I’m always energized when I meet with teams across CZI to review our work as an organization. Earlier this summer, we held strategy reviews to reflect on the lessons we’ve learned and to discuss how we can build on our progress. These conversations made it clear that the last several years have prepared us to leverage new, exciting technologies like artificial intelligence (AI) to accelerate progress across our core focus areas.
In the scientific field specifically, researchers are already using AI to turn decades of scientific research into breakthroughs about the biomolecules — like proteins — that keep our bodies running. And with large language models and machine-learning technologies advancing so quickly, AI can help us do so much more.
AI can assist us in analyzing the various types of cells in our body and how they interact — which we believe is key to demystifying disease and helping scientists cure, prevent or manage all diseases by the end of this century.

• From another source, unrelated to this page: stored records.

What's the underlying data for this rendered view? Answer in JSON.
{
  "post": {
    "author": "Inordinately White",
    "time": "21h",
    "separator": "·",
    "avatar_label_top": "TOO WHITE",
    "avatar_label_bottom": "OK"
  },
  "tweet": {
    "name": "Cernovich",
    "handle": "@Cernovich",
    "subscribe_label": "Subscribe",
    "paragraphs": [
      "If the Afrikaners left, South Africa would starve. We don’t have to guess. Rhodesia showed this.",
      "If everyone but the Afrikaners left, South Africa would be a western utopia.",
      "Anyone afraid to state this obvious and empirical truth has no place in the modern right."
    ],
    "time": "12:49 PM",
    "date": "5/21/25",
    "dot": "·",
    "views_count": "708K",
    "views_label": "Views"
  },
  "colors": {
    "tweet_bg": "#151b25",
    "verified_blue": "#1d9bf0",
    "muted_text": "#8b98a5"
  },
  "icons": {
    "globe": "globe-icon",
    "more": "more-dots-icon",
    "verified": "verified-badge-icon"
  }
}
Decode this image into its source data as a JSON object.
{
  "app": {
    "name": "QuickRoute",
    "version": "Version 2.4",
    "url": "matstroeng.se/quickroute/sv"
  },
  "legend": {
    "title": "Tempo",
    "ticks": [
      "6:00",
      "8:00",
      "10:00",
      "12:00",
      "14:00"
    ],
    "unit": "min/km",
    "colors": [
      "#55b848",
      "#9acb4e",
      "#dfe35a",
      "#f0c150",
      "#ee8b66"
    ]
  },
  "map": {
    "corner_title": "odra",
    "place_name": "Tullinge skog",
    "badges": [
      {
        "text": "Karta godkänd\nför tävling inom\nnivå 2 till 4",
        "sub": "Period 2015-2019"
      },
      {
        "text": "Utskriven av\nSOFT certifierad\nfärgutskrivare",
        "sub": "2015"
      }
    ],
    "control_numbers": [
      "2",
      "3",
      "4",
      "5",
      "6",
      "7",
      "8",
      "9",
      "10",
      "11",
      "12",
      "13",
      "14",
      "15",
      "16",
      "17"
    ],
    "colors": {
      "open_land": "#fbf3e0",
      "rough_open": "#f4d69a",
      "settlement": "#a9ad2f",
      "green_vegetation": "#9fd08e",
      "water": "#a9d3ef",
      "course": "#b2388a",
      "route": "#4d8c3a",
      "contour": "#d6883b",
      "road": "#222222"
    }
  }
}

Before that can happen, researchers need to shift from using AI to create predictive models of molecules to using it to create predictive models of cells. It’s like transitioning from tracking the orbit of a single planet to predicting the interactions of an entire solar system. We’ve helped the science community reach the point where that shift is possible.
We’re building one of the largest computing clusters in the world for nonprofit life science research to create a “virtual cell.” It would give scientists worldwide access to digital models that could predict the behavior of any cell type and how it may respond to different conditions. For example, researchers could predict how an immune cell will react to an infection or what’s happening at the cellular level when a child is born with a rare disease.
Watch our video below to hear how we’re accelerating progress on important scientific questions about how our cells work.
Building foundational datasets to train AI models for predicting cell behavior
For the past seven years, across our science and technology teams, our scientific institutes, and our grantees, we’ve worked closely with researchers in the field to build the large, robust and integrated datasets required to train AI models for studying cells. Together, we’ve also created the open-source tools scientists use to draw insights from those datasets.
We’ve been laying the groundwork to leverage large-scale datasets for AI to predict cell types and states from the genome, starting with the Human Cell Atlas. Since 2017, we’ve been supporting researchers to build this baseline reference map of more than 37 trillion cells in the human body — including where they’re located and what they’re like when they’re healthy. Now, with recent advances in AI and machine learning, researchers have been developing new approaches and methods to analyze the data they’ve been aggregating for years — which will help accelerate discoveries about human health and disease.
Even when scientists generate rich data, the datasets need to be annotated, standardized and linked before they can accurately draw conclusions about different cells and their unique behavior. This is why CZI developed CZ CELLxGENE, an open-source tool for exploring and annotating single-cell datasets. The platform and its features make single-cell data more accessible for scientists, so they can more quickly surface important information that could lead to discoveries in treating disease.
We also founded the Chan Zuckerberg Biohub Network to give researchers the long-term runway and resources to tackle ambitious scientific challenges. These scientific institutes are generating large amounts of data to feed into new digital cell models. For example, scientists at the Chan Zuckerberg Imaging Institute are partnering with colleagues at the CZ Biohub San Francisco to build on the OpenCell atlas, which is mapping the locations of crucial proteins in our cells and their interactions with one another.
Providing computing power dedicated to life science research
As we saw researchers beginning to make discoveries using the datasets and tools we’ve created, in tandem with recent advances in AI, it became clear that our unique approach as a philanthropy can help accelerate scientific progress. We’re building a powerful computing cluster that will be an important resource for academic teams to develop large-scale AI models for biology.
The computing cluster is powerful enough to train AI models on all the rich data we’ve gathered, existing publicly available datasets, and the new data we and others in the field will generate. In the coming years, we hope to develop new AI models to help scientists predict every cell type— in both healthy and diseased states — and help clinicians and patients understand what we can do to keep them healthy. Mark and I recently shared more about this effort with MIT Technology Review.
We’re incredibly excited about the new possibilities we can unlock when using AI for biology at scale — helping scientists make more discoveries (and faster) toward curing, preventing or managing all diseases.